Wednesday, November 5, 2014

What is Dying with Dignity?

My first thought when I read about Brittany Maynard, the 29-year-old who took medication to end her life after being diagnosed with terminal brain cancer, was, "You go, Girl."

The Oregon, Washington, and Vermont Death with Dignity laws allow mentally competent, terminally-ill adult state residents to voluntarily request and receive a prescription medication to hasten their death. This is one of many end-of-life care options available in Oregon, Washington, and Vermont. - See more at:
Brittany moved to Oregon because of that state's Death With Dignity Law, which allows mentally competent, terminally ill adult state residents to voluntarily request and receive prescription medication to hasten their death. If you haven't read about it, here's her story:

Brittany Maynard, advocate for "Death with Dignity" dies

She was young. She knew she was going to die. And she knew it wasn't going to be pretty. And I'm going to assume that those close to her were on board with it.

A Vatican official denounced it, calling it an "undignified absurdity." My faith and my upbringing tells me that it's wrong, and that we can't play God. That the cards we are dealt is the hand we are stuck with. We don't get to decide when we come into this earth we don't get to decide when we leave. Those are the rules.

Then I put myself in Brittany's place. I don't have a husband, but I have children. If this happened to me, I can't imagine them having to go through all that, even though I wouldn't have had it any other way with my mom than to go through what she went through with her.
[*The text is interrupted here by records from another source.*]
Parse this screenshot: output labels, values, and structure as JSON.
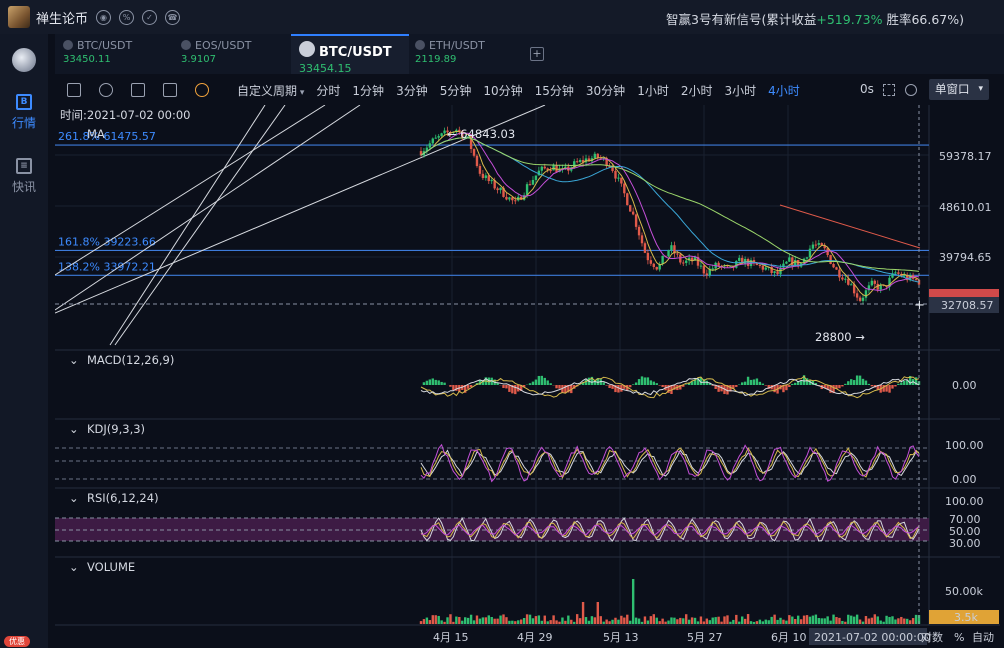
{
  "app": {
    "name": "禅生论币",
    "top_icons": [
      "eye-icon",
      "discount-icon",
      "compass-icon",
      "phone-icon"
    ],
    "signal_prefix": "智赢3号有新信号(累计收益",
    "signal_gain": "+519.73%",
    "signal_suffix": "胜率66.67%)"
  },
  "sidebar": {
    "items": [
      {
        "label": "行情",
        "icon": "quote-icon",
        "active": true
      },
      {
        "label": "快讯",
        "icon": "news-icon",
        "active": false
      }
    ],
    "promo": "优惠"
  },
  "tabs": [
    {
      "name": "BTC/USDT",
      "price": "33450.11",
      "color": "#2fbf71",
      "active": false
    },
    {
      "name": "EOS/USDT",
      "price": "3.9107",
      "color": "#2fbf71",
      "active": false
    },
    {
      "name": "BTC/USDT",
      "price": "33454.15",
      "color": "#2fbf71",
      "active": true
    },
    {
      "name": "ETH/USDT",
      "price": "2119.89",
      "color": "#2fbf71",
      "active": false
    }
  ],
  "add_tab": "+",
  "toolbar": {
    "tools": [
      "line-tool-icon",
      "indicator-icon",
      "draw-icon",
      "template-icon",
      "clock-icon"
    ],
    "custom_period": "自定义周期",
    "periods": [
      "分时",
      "1分钟",
      "3分钟",
      "5分钟",
      "10分钟",
      "15分钟",
      "30分钟",
      "1小时",
      "2小时",
      "3小时",
      "4小时"
    ],
    "active_period": "4小时",
    "countdown": "0s",
    "window_mode": "单窗口"
  },
  "chart_data": {
    "type": "candlestick",
    "symbol": "BTC/USDT",
    "interval": "4小时",
    "time_label": "时间:2021-07-02 00:00",
    "current_price": 32708.57,
    "current_price_label": "32708.57",
    "high_marker": "64843.03",
    "low_marker": "28800",
    "y_ticks": [
      "59378.17",
      "48610.01",
      "39794.65"
    ],
    "fib_levels": [
      {
        "label": "261.8% 61475.57",
        "value": 61475.57
      },
      {
        "label": "161.8% 39223.66",
        "value": 39223.66
      },
      {
        "label": "138.2% 33972.21",
        "value": 33972.21
      }
    ],
    "x_ticks": [
      "4月 15",
      "4月 29",
      "5月 13",
      "5月 27",
      "6月 10"
    ],
    "crosshair_time": "2021-07-02 00:00:00",
    "price_path": [
      60200,
      62300,
      63800,
      64843,
      62500,
      55500,
      53200,
      51200,
      49000,
      53000,
      56000,
      57000,
      55800,
      57500,
      58500,
      59000,
      57300,
      52000,
      46000,
      38000,
      35500,
      40000,
      36500,
      37300,
      34500,
      36200,
      35000,
      37200,
      36200,
      35500,
      34000,
      37000,
      36200,
      40500,
      39500,
      35000,
      33000,
      28800,
      32000,
      31200,
      34500,
      33400,
      32700
    ],
    "indicators": [
      {
        "name": "MA",
        "lines": [
          "#d5b94c",
          "#c44fd8",
          "#3aa6d6",
          "#9bd66b"
        ]
      },
      {
        "name": "MACD(12,26,9)",
        "ticks": [
          "0.00"
        ]
      },
      {
        "name": "KDJ(9,3,3)",
        "ticks": [
          "100.00",
          "0.00"
        ]
      },
      {
        "name": "RSI(6,12,24)",
        "ticks": [
          "100.00",
          "70.00",
          "50.00",
          "30.00"
        ]
      },
      {
        "name": "VOLUME",
        "ticks": [
          "50.00k"
        ],
        "current": "3.5k"
      }
    ],
    "footer": {
      "compare": "对数",
      "percent": "%",
      "auto": "自动"
    }
  }
}
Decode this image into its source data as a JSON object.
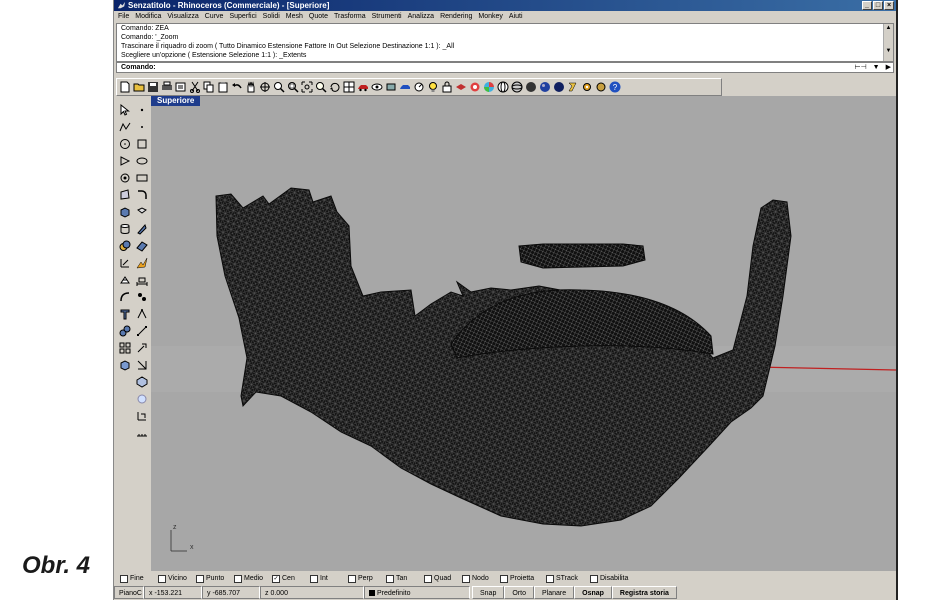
{
  "caption": "Obr. 4",
  "window": {
    "title": "Senzatitolo - Rhinoceros (Commerciale) - [Superiore]",
    "buttons": [
      "_",
      "□",
      "×"
    ]
  },
  "menu": [
    "File",
    "Modifica",
    "Visualizza",
    "Curve",
    "Superfici",
    "Solidi",
    "Mesh",
    "Quote",
    "Trasforma",
    "Strumenti",
    "Analizza",
    "Rendering",
    "Monkey",
    "Aiuti"
  ],
  "command_history": [
    "Comando: ZEA",
    "Comando: '_Zoom",
    "Trascinare il riquadro di zoom ( Tutto  Dinamico  Estensione  Fattore  In  Out  Selezione  Destinazione  1:1 ): _All",
    "Scegliere un'opzione ( Estensione  Selezione  1:1 ): _Extents"
  ],
  "command_prompt": "Comando:",
  "viewport": {
    "title": "Superiore",
    "axis_z": "z",
    "axis_x": "x"
  },
  "osnaps": [
    {
      "label": "Fine",
      "checked": false
    },
    {
      "label": "Vicino",
      "checked": false
    },
    {
      "label": "Punto",
      "checked": false
    },
    {
      "label": "Medio",
      "checked": false
    },
    {
      "label": "Cen",
      "checked": true
    },
    {
      "label": "Int",
      "checked": false
    },
    {
      "label": "Perp",
      "checked": false
    },
    {
      "label": "Tan",
      "checked": false
    },
    {
      "label": "Quad",
      "checked": false
    },
    {
      "label": "Nodo",
      "checked": false
    },
    {
      "label": "Proietta",
      "checked": false
    },
    {
      "label": "STrack",
      "checked": false
    },
    {
      "label": "Disabilita",
      "checked": false
    }
  ],
  "status": {
    "plane": "PianoC",
    "x": "x -153.221",
    "y": "y -685.707",
    "z": "z 0.000",
    "layer": "Predefinito",
    "buttons": [
      "Snap",
      "Orto",
      "Planare",
      "Osnap",
      "Registra storia"
    ]
  }
}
See my dilemma here? I certainly don't have the funds to withstand years of treatment or hospital care. And I don't want to die a long, painful death if I don't have to. I want quality of life.

That's what my mom wanted. That's why she sought out the oncologist she did, because he believed in quality of life. She knew that he would provide her with the options that would allow her to be treated yet maintain quality of life. And she knew he would tell her when it was time to stop.

And he did. And I often wonder what she thought during those final months. Did she wish for death? Or was she valuing each and every day she had left? Or maybe a little of both? If given the option, I am nearly 100% sure that her faith would have prevented her from taking the measures that Brittany did - but then again, her situation wasn't the same as Brittany's.

So though I was accepting of Brittany's decision, because the non-judgey side of me realizes that I haven't walked a mile in her shoes, I really did wonder how I felt about it and if I would do the same thing if I was ever in a similar situation. Then I read this article, ironically in the Jesuit Post (I attended the Jesuit Marquette University, as did my mother and my oldest brother), written by Jason Welle, SJ:

On Love and Dignity and Dying

In short, the author tells the story of his brother's struggle with cancer and his initial thought of ending it all versus riding it out."I don't know," he tells his brother. "... what I do know is that we love you so much, and we want to be able to love you all the way through this; we would support you, and it would never be a burden on us to be with you and care for you even in your suffering. Tony, please, let us do that for you. Let us love you to the end, whenever that may be.”

Mr. Welle takes offense that the option of taking one's own life, even as a relief from dying a painful death, is known as "death with dignity." That the real dignity "isn’t opposed to suffering; sometimes in suffering dignity reveals its truest face."

I'm not saying this very eloquently, so read the article. It's hard to explain. If my mom would have chosen to move to Oregon to take advantage of this law, I would have supported her. But when she became sick, there was no doubt in my mind that I would go through this with her. I wanted to do that for her. I wanted to love her until the end.

And there was no doubt that she suffered. Were there parts of it that were undignified? Certainly. Did she suffer with dignity? Yes, she did. She made sure of that, her family made sure of that, and hospice made sure of that. Did she die with dignity? Absolutely.

But I get it. I get both sides. And I'm torn. Then it occurs to me, I don't have to be on one side or the other. My heart breaks for Brittany and her family and what they must have gone through and are going through. My heart breaks for the thought process that got Brittany to realize her fate and the bravery (mind you I say bravery, not courage) to publicly make the decision she made, and how many waverings she must have had in her own mind to come to that decision. But again, if she had the support of those who loved her, then that's the whole battle right there.

And if it was me, in her situation, I don't know that I wouldn't have thought of doing the same thing. I just don't know if I could have. I don't know if I could have played that last hand that's supposed to be God's call. I guess it would depend on who was left in my life and the role they played. For Brittany, it seemed everyone was accounted for, so maybe that made it "easier." My struggle, I think, would be with not so much who is left behind, but who is waiting ahead.